I understand, but what does this have to do with smoking a large turkey?
I still don't see where the threat of Salmonella is an answer to why you can't smoke a large turkey safely.
Thanks Ron! Thats what I was looking for. I want to keep big bird whole!
You can if you can keep the temperature up and get the bird out of the zone fast enough. It's simple really, the forum rules advise against giving advice that could get newbies into trouble.
Advocating that smoking a 26 lb bird OK is going to get newbies into trouble. If not, why would Jeff recommend a Turkey up to 12 lbs and that's it? Because he doesn't want to be liable for anyone getting sick.
We had this discussion with cooked bird and everyone was all onboard with safety and handling. It seems in this thread, caution is being tossed into the wind.
Ok.... you just went full circle on me. That's my question and if you don't have an answer that's cool. Maybe someone else that reads the thread will be able to answer it for me. Your statement works for any piece of meat your gonna smoke. I'm asking...... is there some difference in the density... etc.... that makes getting turkey meat into the safety zone harder or longer than getting beef or pork to the safety zone?
Oh wow, I'm sorry, I thought I understood your question earlier, but now I do perfectly well. I don't have an answer for that. I looked and did some Googling and don't see anything indicating cell structure or density of the meat having anything to do with it.
Maybe someone else can come up with the science behind it?
Yep............What science are you takling about!!!...Experience counts.
What science backs up your original posts....
I'm going to bed, reminds me of going hogging! Night yall !
I'm not using any science to back up a post. Now that I understand his original question asking about cell structure or meat density, I stated I don't know and maybe someone can come up with the science behind it.
What original post needs backing up?
Thanks Jerry.... I've seen that read. The thread started with the question of smoking a 26 pound bird and there seems to be a general concensus that you should avoid the larger bird and stay with the smaller bird for safety reasons.
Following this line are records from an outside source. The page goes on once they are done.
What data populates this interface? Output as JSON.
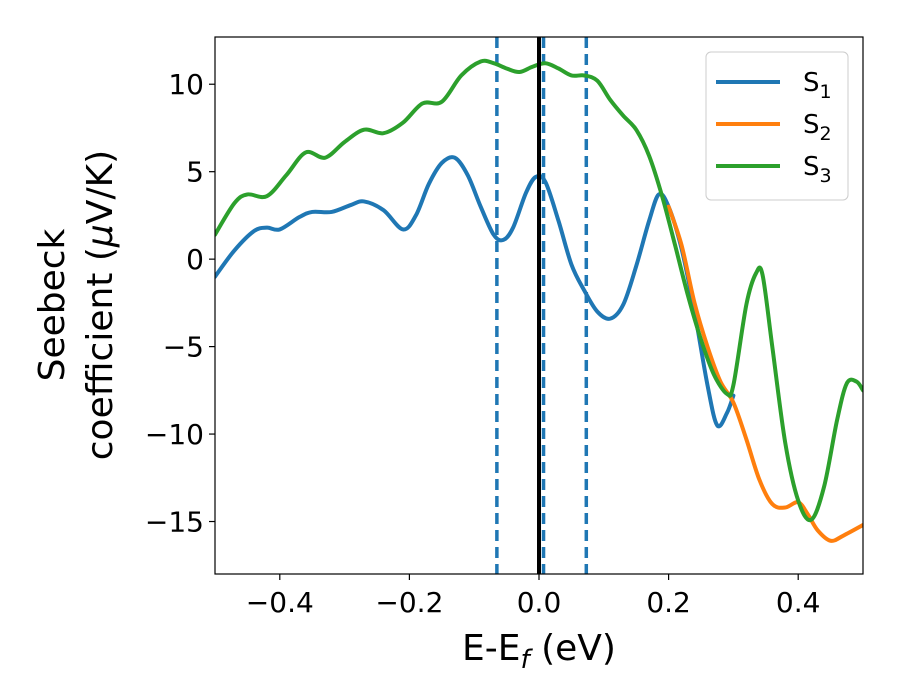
{
  "chart_data": {
    "type": "line",
    "x_label": {
      "main": "E-E",
      "sub": "f",
      "tail": " (eV)"
    },
    "y_label": {
      "line1": "Seebeck",
      "line2_pre": "coefficient  (",
      "line2_mu": "μ",
      "line2_post": "V/K)"
    },
    "xlim": [
      -0.5,
      0.5
    ],
    "ylim": [
      -18,
      12.7
    ],
    "x_ticks": [
      {
        "v": -0.4,
        "label": "−0.4"
      },
      {
        "v": -0.2,
        "label": "−0.2"
      },
      {
        "v": 0.0,
        "label": "0.0"
      },
      {
        "v": 0.2,
        "label": "0.2"
      },
      {
        "v": 0.4,
        "label": "0.4"
      }
    ],
    "y_ticks": [
      {
        "v": 10,
        "label": "10"
      },
      {
        "v": 5,
        "label": "5"
      },
      {
        "v": 0,
        "label": "0"
      },
      {
        "v": -5,
        "label": "−5"
      },
      {
        "v": -10,
        "label": "−10"
      },
      {
        "v": -15,
        "label": "−15"
      }
    ],
    "vertical_lines": [
      {
        "x": -0.065,
        "style": "dashed",
        "color": "#1f77b4"
      },
      {
        "x": 0.007,
        "style": "dashed",
        "color": "#1f77b4"
      },
      {
        "x": 0.073,
        "style": "dashed",
        "color": "#1f77b4"
      },
      {
        "x": 0.0,
        "style": "solid",
        "color": "#000000"
      }
    ],
    "legend_position": "top-right",
    "series": [
      {
        "name": "S",
        "sub": "1",
        "color": "#1f77b4",
        "points": [
          [
            -0.5,
            -1.0
          ],
          [
            -0.47,
            0.5
          ],
          [
            -0.44,
            1.6
          ],
          [
            -0.42,
            1.8
          ],
          [
            -0.4,
            1.7
          ],
          [
            -0.37,
            2.4
          ],
          [
            -0.35,
            2.7
          ],
          [
            -0.32,
            2.7
          ],
          [
            -0.29,
            3.1
          ],
          [
            -0.27,
            3.3
          ],
          [
            -0.24,
            2.8
          ],
          [
            -0.21,
            1.7
          ],
          [
            -0.19,
            2.5
          ],
          [
            -0.17,
            4.3
          ],
          [
            -0.15,
            5.5
          ],
          [
            -0.13,
            5.8
          ],
          [
            -0.11,
            4.8
          ],
          [
            -0.09,
            3.0
          ],
          [
            -0.07,
            1.4
          ],
          [
            -0.055,
            1.1
          ],
          [
            -0.04,
            1.8
          ],
          [
            -0.02,
            3.8
          ],
          [
            -0.005,
            4.7
          ],
          [
            0.01,
            4.4
          ],
          [
            0.03,
            2.2
          ],
          [
            0.05,
            -0.3
          ],
          [
            0.07,
            -1.8
          ],
          [
            0.09,
            -3.0
          ],
          [
            0.11,
            -3.4
          ],
          [
            0.13,
            -2.6
          ],
          [
            0.15,
            -0.4
          ],
          [
            0.17,
            2.2
          ],
          [
            0.185,
            3.7
          ],
          [
            0.2,
            3.0
          ],
          [
            0.22,
            0.6
          ],
          [
            0.24,
            -3.0
          ],
          [
            0.26,
            -7.2
          ],
          [
            0.275,
            -9.5
          ],
          [
            0.29,
            -8.8
          ],
          [
            0.3,
            -7.8
          ]
        ]
      },
      {
        "name": "S",
        "sub": "2",
        "color": "#ff7f0e",
        "points": [
          [
            0.2,
            3.0
          ],
          [
            0.22,
            0.8
          ],
          [
            0.24,
            -2.5
          ],
          [
            0.26,
            -5.0
          ],
          [
            0.28,
            -7.0
          ],
          [
            0.3,
            -8.2
          ],
          [
            0.32,
            -10.3
          ],
          [
            0.34,
            -12.6
          ],
          [
            0.36,
            -14.0
          ],
          [
            0.38,
            -14.2
          ],
          [
            0.4,
            -13.9
          ],
          [
            0.415,
            -14.6
          ],
          [
            0.43,
            -15.5
          ],
          [
            0.45,
            -16.1
          ],
          [
            0.47,
            -15.8
          ],
          [
            0.5,
            -15.2
          ]
        ]
      },
      {
        "name": "S",
        "sub": "3",
        "color": "#2ca02c",
        "points": [
          [
            -0.5,
            1.4
          ],
          [
            -0.47,
            3.2
          ],
          [
            -0.45,
            3.7
          ],
          [
            -0.42,
            3.6
          ],
          [
            -0.39,
            4.8
          ],
          [
            -0.36,
            6.1
          ],
          [
            -0.33,
            5.8
          ],
          [
            -0.3,
            6.7
          ],
          [
            -0.27,
            7.4
          ],
          [
            -0.24,
            7.2
          ],
          [
            -0.21,
            7.8
          ],
          [
            -0.18,
            8.9
          ],
          [
            -0.15,
            9.0
          ],
          [
            -0.12,
            10.5
          ],
          [
            -0.09,
            11.3
          ],
          [
            -0.07,
            11.2
          ],
          [
            -0.05,
            10.9
          ],
          [
            -0.03,
            10.7
          ],
          [
            -0.01,
            11.0
          ],
          [
            0.01,
            11.2
          ],
          [
            0.03,
            10.9
          ],
          [
            0.05,
            10.5
          ],
          [
            0.07,
            10.5
          ],
          [
            0.09,
            10.2
          ],
          [
            0.11,
            9.1
          ],
          [
            0.13,
            8.2
          ],
          [
            0.15,
            7.4
          ],
          [
            0.17,
            5.9
          ],
          [
            0.19,
            3.6
          ],
          [
            0.21,
            0.8
          ],
          [
            0.23,
            -2.1
          ],
          [
            0.25,
            -4.6
          ],
          [
            0.27,
            -6.6
          ],
          [
            0.29,
            -7.7
          ],
          [
            0.3,
            -7.2
          ],
          [
            0.32,
            -2.6
          ],
          [
            0.335,
            -0.8
          ],
          [
            0.345,
            -0.9
          ],
          [
            0.36,
            -5.0
          ],
          [
            0.38,
            -10.5
          ],
          [
            0.4,
            -13.8
          ],
          [
            0.42,
            -14.9
          ],
          [
            0.44,
            -13.0
          ],
          [
            0.46,
            -9.2
          ],
          [
            0.475,
            -7.1
          ],
          [
            0.49,
            -7.0
          ],
          [
            0.5,
            -7.5
          ]
        ]
      }
    ]
  }
}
I've researched and researched and I'm not finding anything to actually substantiate that opinion and was hoping someone could enlighten me with an answer. I've not seen anything giving a size limit on safely smokin a bird. I would like to understand the logic in suggesting that a large bird can't be smoked safely in the 250 degree range or that large turkeys should be avoided because of a safety issue.
I got it from this URL here...
I will find it again if you would like Dave but the USDA says not to smoke larger birds because you can't get them through the danger zone fast enough. I read it on their site today. Of course there temps are in the 225-250 range or at least thats what the article I was reading stated.
As for the whole pig I know lots of people that do them but I don't think the USDA would approve the procedure smoking them at 225-250 either for the same reason as the turkey not getting it through the danger zone fast enough. That being said I have never seen an article from the USDA on smoking a whole pig
I give... Uncle!
6th item from the top is about smoking turkeys. The temp they mention is 225-300 degrees. Not sure if this is the same article.